Rush show resilience in NLL

Edmonton Rush player Scott Evans celebrates a goal against the Toronto Rock during their game at...

Edmonton Rush player Scott Evans celebrates a goal against the Toronto Rock during their game at Rexall Place in Edmonton, on April 16, 2011. (PERRY NELSON/QMI AGENCY)

Gerry Moddejonge, QMI Agency

, Last Updated: 9:07 PM ET

Success can be measured a couple of different ways in the NLL.

While established franchises like the Toronto Rock and Philadelphia Wings can boast a record six Champions Cups to their credit, just being able to hang onto a team has proven a feat in itself for most cities.

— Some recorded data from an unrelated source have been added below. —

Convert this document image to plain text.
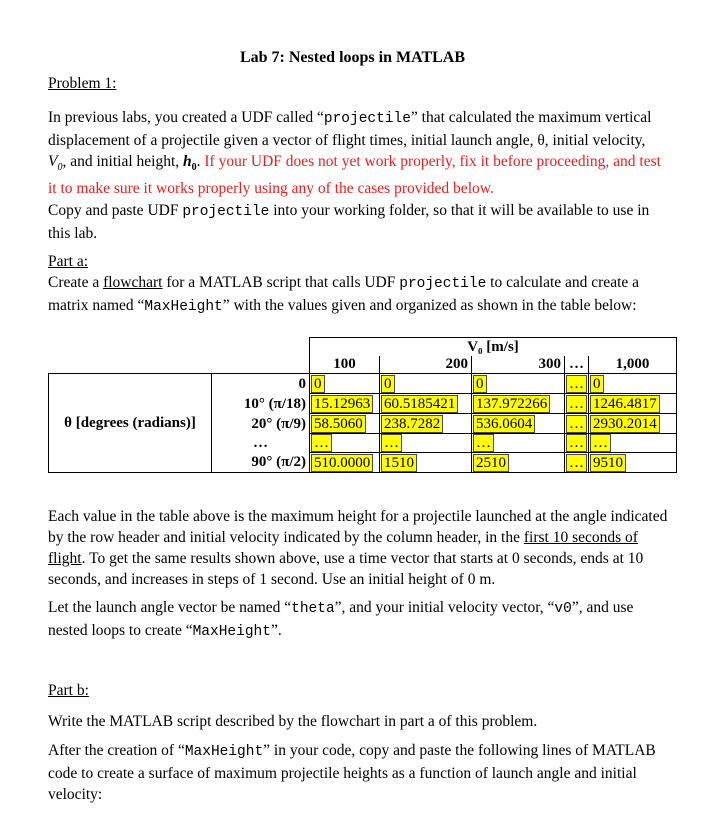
Lab 7: Nested loops in MATLAB
Problem 1:
In previous labs, you created a UDF called “projectile” that calculated the maximum vertical displacement of a projectile given a vector of flight times, initial launch angle, θ, initial velocity, $V_0$, and initial height, $h_0$. If your UDF does not yet work properly, fix it before proceeding, and test it to make sure it works properly using any of the cases provided below.
Copy and paste UDF projectile into your working folder, so that it will be available to use in this lab.
Part a:
Create a flowchart for a MATLAB script that calls UDF projectile to calculate and create a matrix named “MaxHeight” with the values given and organized as shown in the table below:
		V₀ [m/s]				
		100	200	300	…	1,000
θ [degrees (radians)]	0	0	0	0	…	0
	10° (π/18)	15.12963	60.5185421	137.972266	…	1246.4817
	20° (π/9)	58.5060	238.7282	536.0604	…	2930.2014
	…	…	…	…	…	…
	90° (π/2)	510.0000	1510	2510	…	9510
Each value in the table above is the maximum height for a projectile launched at the angle indicated by the row header and initial velocity indicated by the column header, in the first 10 seconds of flight. To get the same results shown above, use a time vector that starts at 0 seconds, ends at 10 seconds, and increases in steps of 1 second. Use an initial height of 0 m.
Let the launch angle vector be named “theta”, and your initial velocity vector, “v0”, and use nested loops to create “MaxHeight”.
Part b:
Write the MATLAB script described by the flowchart in part a of this problem.
After the creation of “MaxHeight” in your code, copy and paste the following lines of MATLAB code to create a surface of maximum projectile heights as a function of launch angle and initial velocity:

Since joining the NLL in 2006, the Edmonton Rush have witnessed the league go from 13 teams to nine, with the former Boston Blazers being the latest to toss in the towel in the off-season.

And only the strong survive.

The Calgary Roughnecks dodged a bullet after getting picked up by the NHL’s Calgary Flames this year.

“That brings four of our nine franchises that are owned or operated by NHL teams,” NLL comissioner George Daniel said during a two-day visit to Edmonton. “I think it’s the best ownership group that we’ve had in the 26-year history of the league.”

That includes individual owners, such as the Rush’s Bruce Urban.

“We’ve got a great owner in Edmonton here with Bruce,” Daniel said. “He’s very creative and innovative in marketing and all the things he does.

“Bruce is so passionate and all the innovative things he’s done over the years with the UFC and Orange County Choppers, he’s always trying to create mainstream awareness for the sport. It’s great.”

“So the league’s really in great shape.”

And a more slender version than the one Edmonton joined in 2006, that became top-heavy with teams and couldn’t sustain the rapid growth.

“Sometimes you’ve got to take a step back to go forward and that’s where we’re at right now,” said Daniel, who looks kindly upon Canadian markets. “I am very gung-ho on any major Canadian city having an NLL franchise. We’d like to be in all of them. The sport is indigenous to Canada. Box lacrosse is very Canadian.”

Average attendance on both sides of the border is 10,000, but the Rush are third-lowest in the league with a draw of around 6,000-7,000 per game.

Just don’t expect the Edmonton Oilers to have to come to the aid like the Rush’s southern counterparts needed.

“Not at this point. There’s nothing that’s in discussion,” Urban said. “We’re in an Oiler-crazy marketplace, an Eskimo-crazy marketplace and we want Edmonton to embrace the Rush as well. So we’re on a real push for season-ticket sales.

“Selling sports is not an easy business.”